I worked for Congress for 6 years, and here's what I learned about how they listen to constituents.  First, tweeting or writing on Facebook is largely ineffective. I never looked at those comments except to remove the harassing ones.  Second, writing a letter to the district office (state) is better than sending an email or writing a letter to DC.  But, the most effective thing is to actually call them on the phone. At their district (state) office. They have to talk to you there.  

We repped half a million people, it was impossible to read and respond personally to all letters. Impossible.  This was something in particular that I cared about as a staffer and worked very hard on, but the sheer volume of emails is overwhelming.  So, we batched them with computer algorithms and sent out form letters based on topic and position. Regardless of method received.  But, phone calls! That was a thing that shook up our office from time. One time, a radio host gave out our district office phone # on air.  He was against our immigration policy and told our constituents to call. And they did. All. Day. Long. All I did all day was answer phones.  It was exhausting and you can bet my bosses heard about it. We had discussions because of that call to action.  If we started getting a pattern of calls, I called up our DC office and asked if they were getting the same calls and we talked.  Also, recognize that your letters and your emails get seen by staffers, just like your phone calls get answered. That's the way of it.  
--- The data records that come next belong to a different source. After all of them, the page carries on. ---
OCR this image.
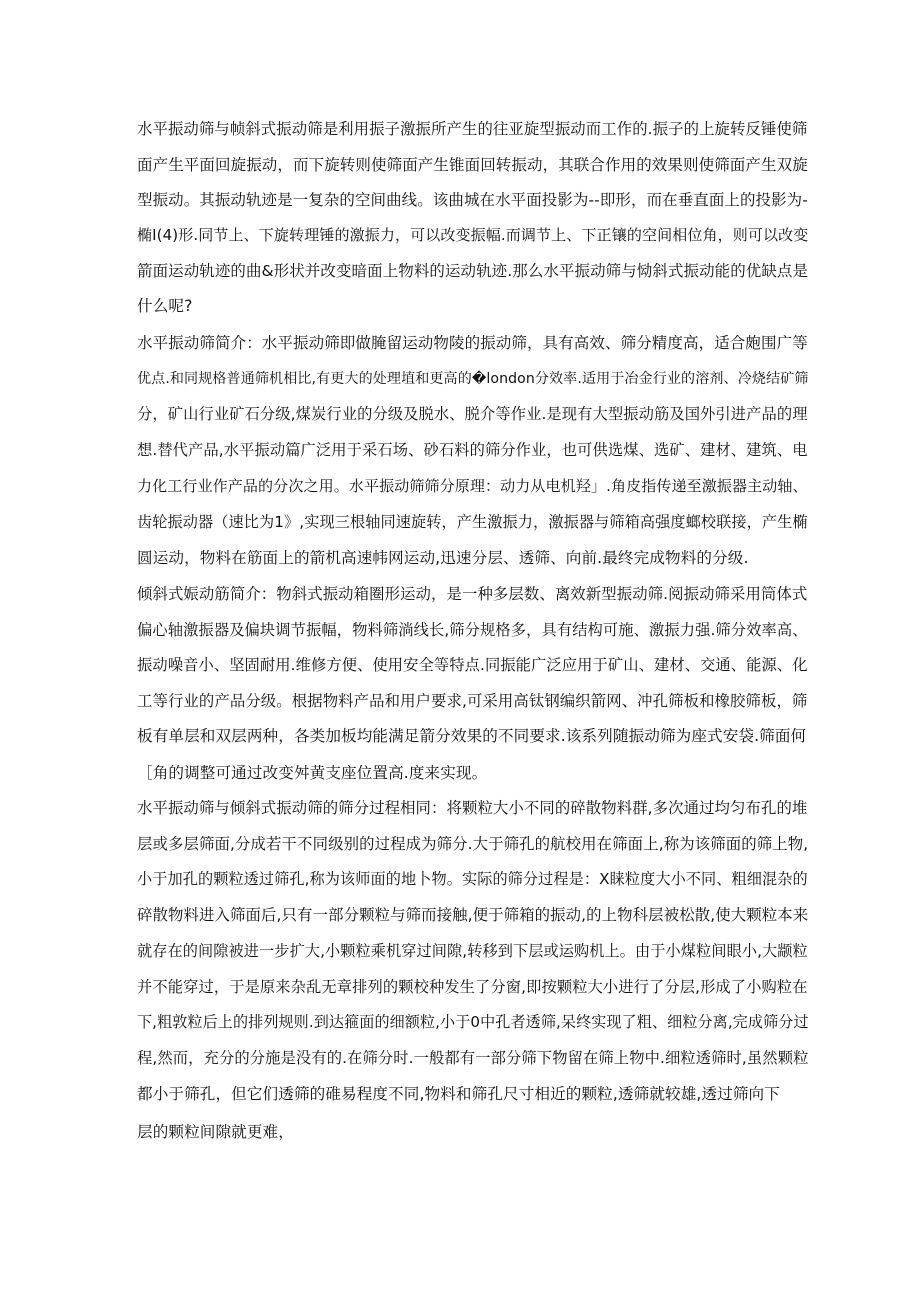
水平振动筛与帧斜式振动筛是利用振子激振所产生的往亚旋型振动而工作的.振子的上旋转反锤使筛
面产生平面回旋振动，而下旋转则使筛面产生锥面回转振动，其联合作用的效果则使筛面产生双旋
型振动。其振动轨迹是一复杂的空间曲线。该曲城在水平面投影为--即形，而在垂直面上的投影为-
椭I(4)形.同节上、下旋转理锤的激振力，可以改变振幅.而调节上、下正镶的空间相位角，则可以改变
箭面运动轨迹的曲&形状并改变暗面上物料的运动轨迹.那么水平振动筛与恸斜式振动能的优缺点是
什么呢?
水平振动筛简介：水平振动筛即做腌留运动物陵的振动筛，具有高效、筛分精度高，适合皰围广等
优点.和同规格普通筛机相比,有更大的处理埴和更高的�london分效率.适用于冶金行业的溶剂、冷烧结矿筛
分，矿山行业矿石分级,煤炭行业的分级及脱水、脱介等作业.是现有大型振动筋及国外引进产品的理
想.替代产品,水平振动篇广泛用于采石场、砂石料的筛分作业，也可供选煤、选矿、建材、建筑、电
力化工行业作产品的分次之用。水平振动筛筛分原理：动力从电机羟」.角皮指传递至激振器主动轴、
齿轮振动器（速比为1》,实现三根轴同速旋转，产生激振力，激振器与筛箱高强度螂校联接，产生椭
圆运动，物料在筋面上的箭机高速帏网运动,迅速分层、透筛、向前.最终完成物料的分级.
倾斜式娠动筋简介：物斜式振动箱圈形运动，是一种多层数、离效新型振动筛.阅振动筛采用筒体式
偏心轴激振器及偏块调节振幅，物料筛淌线长,筛分规格多，具有结构可施、激振力强.筛分效率高、
振动噪音小、坚固耐用.维修方便、使用安全等特点.同振能广泛应用于矿山、建材、交通、能源、化
工等行业的产品分级。根据物料产品和用户要求,可采用高钛钢编织箭网、冲孔筛板和橡胶筛板，筛
板有单层和双层两种，各类加板均能满足箭分效果的不同要求.该系列随振动筛为座式安袋.筛面何
［角的调整可通过改变舛黄支座位置高.度来实现。
水平振动筛与倾斜式振动筛的筛分过程相同：将颗粒大小不同的碎散物料群,多次通过均匀布孔的堆
层或多层筛面,分成若干不同级别的过程成为筛分.大于筛孔的航校用在筛面上,称为该筛面的筛上物,
小于加孔的颗粒透过筛孔,称为该师面的地卜物。实际的筛分过程是：X睐粒度大小不同、粗细混杂的
碎散物料进入筛面后,只有一部分颗粒与筛而接触,便于筛箱的振动,的上物科层被松散,使大颗粒本来
就存在的间隙被进一步扩大,小颗粒乘机穿过间隙,转移到下层或运购机上。由于小煤粒间眼小,大颛粒
并不能穿过，于是原来杂乱无章排列的颗校种发生了分窗,即按颗粒大小进行了分层,形成了小购粒在
下,粗敦粒后上的排列规则.到达箍面的细额粒,小于0中孔者透筛,呆终实现了粗、细粒分离,完成筛分过
程,然而，充分的分施是没有的.在筛分时.一般都有一部分筛下物留在筛上物中.细粒透筛时,虽然颗粒
都小于筛孔，但它们透筛的碓易程度不同,物料和筛孔尺寸相近的颗粒,透筛就较雄,透过筛向下
层的颗粒间隙就更难，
If you want to talk to your rep, show up at town hall meetings. Get a huge group that they can't ignore. Pack that place and ask questions.  We held town halls consistently that fewer than 50 people showed up for. And it was always the same people. So, shake it up.

As always, please be kind but firm with those staffers. They will listen and talk to you. I always, always did.  If you run an advocacy group, invite local staffers to show up to your events. Let them talk to people you work with and set up meetings.  I loved getting out of my office and meeting with advocates in immigration, healthcare, education, science, and every type of work.  Invite staffers on "field trips" and show them what it's like in your communities. Show them the work you are doing. It works.

Are you noticing a pattern here? The staff are the ones who run the ground game for Congress. Work on helping them understand and learn.  Because, if the staff knows you, when they have a question about a piece of legislation or amendment, they will be the one you call.

And, that's the best I've got for you now. I hope it helps.  Use your resources the best way you can and get their attention.